Ekonomistlere göre Türkiye’nin kumar ekonomisinden kaybı yılda 6-7 milyar dolarları buluyor. Bu paranın neredeyse tamamına yakını; yer altı örgütlerinin eline geçiyor. Tüm yapılanlar yasal olmadığı için devlet bu cirodan 5 kuruş bile kazanamıyor
Bir önceki hatalardan ders alarak; her köşe başına değil ama Türkiye’nin an az 3 bölgesine casino açma iznini vermek yerinde olacaktır. Turizmde geri kalmış bölgeler bu konuda tercih edilirse o yörelere bir hareketlilik gelir ve ekonomileri de canlanır.

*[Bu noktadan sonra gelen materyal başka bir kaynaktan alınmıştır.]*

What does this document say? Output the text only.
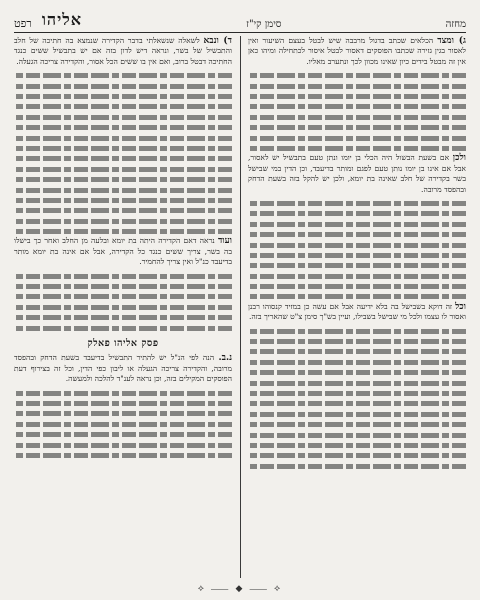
מחזה
סימן קי"ז
אליהו
רפט

ג) ומצד הכלאים שכתב בדגול מרבבה שיש לבטל בעצם השיעור ואין לאסור בגין גזירה שכתבו הפוסקים דאסור לבטל איסור לכתחילה ומיהו כאן אין זה מבטל בידים כיון שאינו מכוון לכך ונתערב מאליו.

ולכן אם בשעת הבשול היה הכלי בן יומו ונתן טעם בתבשיל יש לאסור, אבל אם אינו בן יומו נותן טעם לפגם ומותר בדיעבד, וכן הדין במי שבישל בשר בקדירה של חלב שאינה בת יומא, ולכן יש להקל בזה בשעת הדחק ובהפסד מרובה.

וכל זה דוקא בשבישל בה בלא ידיעה אבל אם עשה כן במזיד קנסוהו רבנן ואסור לו עצמו ולכל מי שבישל בשבילו, ועיין בש"ך סימן צ"ט שהאריך בזה.

ד) ונבא לשאלה שנשאלתי בדבר הקדירה שנמצא בה חתיכה של חלב והתבשיל של בשר, ונראה דיש לדון בזה אם יש בתבשיל ששים כנגד החתיכה דבטל ברוב, ואם אין בו ששים הכל אסור, והקדירה צריכה הגעלה.

ועוד נראה דאם הקדירה היתה בת יומא ובלעה מן החלב ואחר כך בישלו בה בשר, צריך ששים כנגד כל הקדירה, אבל אם אינה בת יומא מותר בדיעבד כנ"ל ואין צריך להחמיר.

פסק אליהו פאלק

נ.ב. הנה לפי הנ"ל יש להתיר התבשיל בדיעבד בשעת הדחק ובהפסד מרובה, והקדירה צריכה הגעלה או ליבון כפי הדין, וכל זה בצירוף דעת הפוסקים המקילים בזה, וכן נראה לענ"ד להלכה ולמעשה.

⟡ ⸺ ◆ ⸺ ⟡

Ama en önemlisi uygulamada sıkı denetimlerin getirilmesi ve kaş yapalım derken göz çıkartılmaması.

Günay’la kahvaltı
GEÇEN hafta Kültür ve Turizm Bakanı Ertuğrul Günay’ın İzmir’de seçim çalışmalarını çok sert bir ortama taşıdığını yazmıştım. Yazı çıkar çıkmaz Günay telefonla beni aradığı gibi hafta içinde de İZSİAD’ın kahvaltılı toplantısında bir araya geldik.
Ertuğrul Günay yazdıklarıma katılmadığını söyleyerek esas İzmir’e geldiği günden beri saldırıya uğrayanın kendisi olduğunu söyledi ve “Ben hizmet için buradayım, kavga için değil” mesajını benimle paylaştı.
İZSİAD’daki kahvaltıda ise söyledikleri satır başlarıyla şöyleydi:
- Kitle turizminin başkenti Antalya oldu. İzmir ve Ege’yi de kültür ile alışveriş turizminin başkenti yapacağız.
- Yeni destinasyonumuz İzmir.
-İzmir’de doğayı tüketen değil doğanın içinde kaybolan yaygın tesisler yaparak az insandan çok para kazanacağız.
- Mahkemeye gitme alışkanlığından İzmirliler vazgeçmeli.
-Benim için her yol İzmir’e çıkmaya başladı.
- Antalya Türkiye’nin yüzde 40 yatak kapasitesine sahip; İzmir yüzde 4.
-Bu yıl Türkiye’ye 30 milyon turistin gelmesini bekliyoruz.
-Parasal gücüm olursa Agora’da ki katlı otoparkı yıkacağım .

Havaalanlarında soygun var!
Bizim Bahar , havaalanlarındaki cafe, yiyecek&içecek işletmeleri ve otoparklara savaş açtı.
Doğru bir kavgaya girdi. Bende sonuna kadar destekliyorum .
Bu kafeteryalar tam bir soygun yeri oldu. Bahar’ın twitter’da başlattığı kavgaya bine yakın kişi ilk günden destek vermeye başladı... Kampanyaya katılanlar artık bu tip yerlerden zorda kalmadıkça alışveriş yapmama kararı alıyorlar.
İşletmeler fahiş mekân kiralarını yolculardan çıkarmaya çalışıyorlar. El insaf bir tost 12 TL ; bir şişe su 5 TL’den başlayıp 7 TL’ye kadar çıkıyor. Hele ki; yemekli restoranlara oturmak mümkün değil. Hürriyet’ten Erkan Çelebi’nin geçtiğimiz yıl yaptığı bir araştırmaya göre; havalimanları arasında en pahalı kola Dalaman’da, soda Trabzon’da, kahve Bodrum’da, çay da Atatürk Havalimanı’nda içiliyor. Bodrum’da ortalama 11.75 TL’ye içilen kahvenin fiyatı ABD’nin Los Angeles kentinde 1.08 TL! Münih’de bedava.
Türkiye’yi uçuran, İzmir’den milletvekili adayı eski Ulaştırma Bakanı Binali Yıldırım’ın uçak parasından daha çok; su ve yiyecek parası harcayanların sorunlarına en kısa sürede eğileceğini umut ediyorum.